Me llevé las manos a la boca y mi cara enrojeció al darme cuenta que la canción no solo se había quedado en mi cabeza. Completamente apenada dirigí mi vista a Hyakkimaru para ver como este reía dulcemente en voz baja. Solo lo hizo por unos segundos, después abrió mucho sus ojos y estos brillaron de manera interesada.

— Dororo, vuelve a cantar eso, pero ahora hazlo más lento.

— ¿Por qué? ¡No me hagas hacer cosas vergonzosas! —Reclamé levantando mi puño de manera amenazadora—.

— Solo hazlo, por favor…

Me suplicó con una pequeña sonrisa, torcí la boca y lo miré no muy convencida. No se rindió, cambió a una mirada de cachorrito tierno, agh, era imposible, si me miraba así no me quedaba otro remedio que hacerlo.
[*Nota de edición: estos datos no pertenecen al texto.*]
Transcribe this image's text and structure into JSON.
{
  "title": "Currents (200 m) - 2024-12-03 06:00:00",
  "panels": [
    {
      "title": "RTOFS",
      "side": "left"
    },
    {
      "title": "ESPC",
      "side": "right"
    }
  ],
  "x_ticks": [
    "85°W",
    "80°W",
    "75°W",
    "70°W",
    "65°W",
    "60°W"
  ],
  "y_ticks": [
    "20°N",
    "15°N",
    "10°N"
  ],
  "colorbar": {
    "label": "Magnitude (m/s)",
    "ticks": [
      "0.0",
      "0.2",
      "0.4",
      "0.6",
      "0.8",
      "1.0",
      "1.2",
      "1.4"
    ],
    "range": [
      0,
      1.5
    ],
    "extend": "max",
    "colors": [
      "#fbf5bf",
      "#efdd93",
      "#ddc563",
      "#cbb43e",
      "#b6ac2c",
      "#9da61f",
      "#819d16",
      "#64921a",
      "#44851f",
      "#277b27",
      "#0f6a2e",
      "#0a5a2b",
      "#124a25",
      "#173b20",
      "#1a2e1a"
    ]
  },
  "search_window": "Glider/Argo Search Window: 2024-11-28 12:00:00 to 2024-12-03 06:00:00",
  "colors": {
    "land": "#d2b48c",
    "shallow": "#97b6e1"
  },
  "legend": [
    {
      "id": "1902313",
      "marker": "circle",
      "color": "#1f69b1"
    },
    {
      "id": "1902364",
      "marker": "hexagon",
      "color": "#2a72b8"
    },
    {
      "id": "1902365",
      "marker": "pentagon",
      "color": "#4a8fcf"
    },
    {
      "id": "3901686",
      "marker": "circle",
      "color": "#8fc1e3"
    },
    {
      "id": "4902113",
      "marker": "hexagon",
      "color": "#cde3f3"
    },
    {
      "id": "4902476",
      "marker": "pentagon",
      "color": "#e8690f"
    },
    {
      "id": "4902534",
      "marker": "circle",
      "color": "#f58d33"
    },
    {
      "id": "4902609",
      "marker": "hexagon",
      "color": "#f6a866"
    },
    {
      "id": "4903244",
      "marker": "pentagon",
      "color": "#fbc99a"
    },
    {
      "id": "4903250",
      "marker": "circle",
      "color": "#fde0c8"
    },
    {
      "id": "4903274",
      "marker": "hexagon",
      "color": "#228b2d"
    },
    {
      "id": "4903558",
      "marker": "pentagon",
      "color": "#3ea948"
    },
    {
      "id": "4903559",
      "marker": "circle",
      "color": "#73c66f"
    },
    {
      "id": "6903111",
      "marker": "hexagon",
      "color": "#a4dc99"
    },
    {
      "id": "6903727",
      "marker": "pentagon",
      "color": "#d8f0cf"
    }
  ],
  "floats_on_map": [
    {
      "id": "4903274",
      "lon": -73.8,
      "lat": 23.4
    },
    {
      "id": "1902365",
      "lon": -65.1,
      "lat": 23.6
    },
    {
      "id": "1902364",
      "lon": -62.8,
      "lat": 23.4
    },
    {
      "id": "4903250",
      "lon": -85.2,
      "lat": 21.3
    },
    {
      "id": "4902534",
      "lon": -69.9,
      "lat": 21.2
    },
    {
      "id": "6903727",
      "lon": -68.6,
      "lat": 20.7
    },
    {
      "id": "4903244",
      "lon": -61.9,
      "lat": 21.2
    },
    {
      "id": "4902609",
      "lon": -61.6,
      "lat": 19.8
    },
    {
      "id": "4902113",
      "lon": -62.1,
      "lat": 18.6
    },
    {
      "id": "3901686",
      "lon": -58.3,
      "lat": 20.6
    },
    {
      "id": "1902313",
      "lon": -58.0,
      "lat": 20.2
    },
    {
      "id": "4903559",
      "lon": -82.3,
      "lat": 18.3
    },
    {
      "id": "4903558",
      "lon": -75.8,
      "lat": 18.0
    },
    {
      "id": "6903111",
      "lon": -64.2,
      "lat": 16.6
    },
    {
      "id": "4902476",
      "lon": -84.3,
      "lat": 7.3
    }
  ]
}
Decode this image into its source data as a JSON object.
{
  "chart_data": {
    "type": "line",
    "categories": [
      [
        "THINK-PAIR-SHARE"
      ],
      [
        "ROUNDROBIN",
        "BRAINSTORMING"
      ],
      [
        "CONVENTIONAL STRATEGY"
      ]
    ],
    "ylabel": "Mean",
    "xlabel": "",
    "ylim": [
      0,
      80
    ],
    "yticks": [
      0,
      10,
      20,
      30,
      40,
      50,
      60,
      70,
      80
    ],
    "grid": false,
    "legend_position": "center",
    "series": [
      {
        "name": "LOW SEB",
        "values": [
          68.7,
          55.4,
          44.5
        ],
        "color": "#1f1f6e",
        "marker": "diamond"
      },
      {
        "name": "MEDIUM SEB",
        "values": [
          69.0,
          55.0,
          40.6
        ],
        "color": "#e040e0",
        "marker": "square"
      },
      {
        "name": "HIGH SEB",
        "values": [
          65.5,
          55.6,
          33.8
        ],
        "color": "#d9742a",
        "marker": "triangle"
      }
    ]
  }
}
Hice tal cual lo que me dijo, repetí esa vergonzosa canción, pero esta vez pronunciando las palabras de una manera más lenta y clara. Al escucharme Hyakkimaru cerró sus ojos, mientras que con su dedo índice comenzó a golpear suavemente la mesa, era como si siguiera el ritmo de la canción.

— Bien, la tengo…

Susurró con una voz misteriosa para después sacar rápidamente un bolígrafo de su mochila y tomar una servilleta del restaurante. Con gran velocidad dibujó un pentagrama y comenzó a escribir unas notas musicales en ella.

— ¿Acaso acabas de hacer la partitura de esta canción tan tonta? —Pregunté llena de asombro—.

— Si, tenía curiosidad por ver como luciría la partitura de esta canción. —Respondió con una mirada obsesiva—.

— A esta partitura le hace falto algo…

— ¿Qué es?

Tomé la servilleta y comencé a escribir en ella, Hyakkimaru se acercó con curiosidad para ver lo que anotaba.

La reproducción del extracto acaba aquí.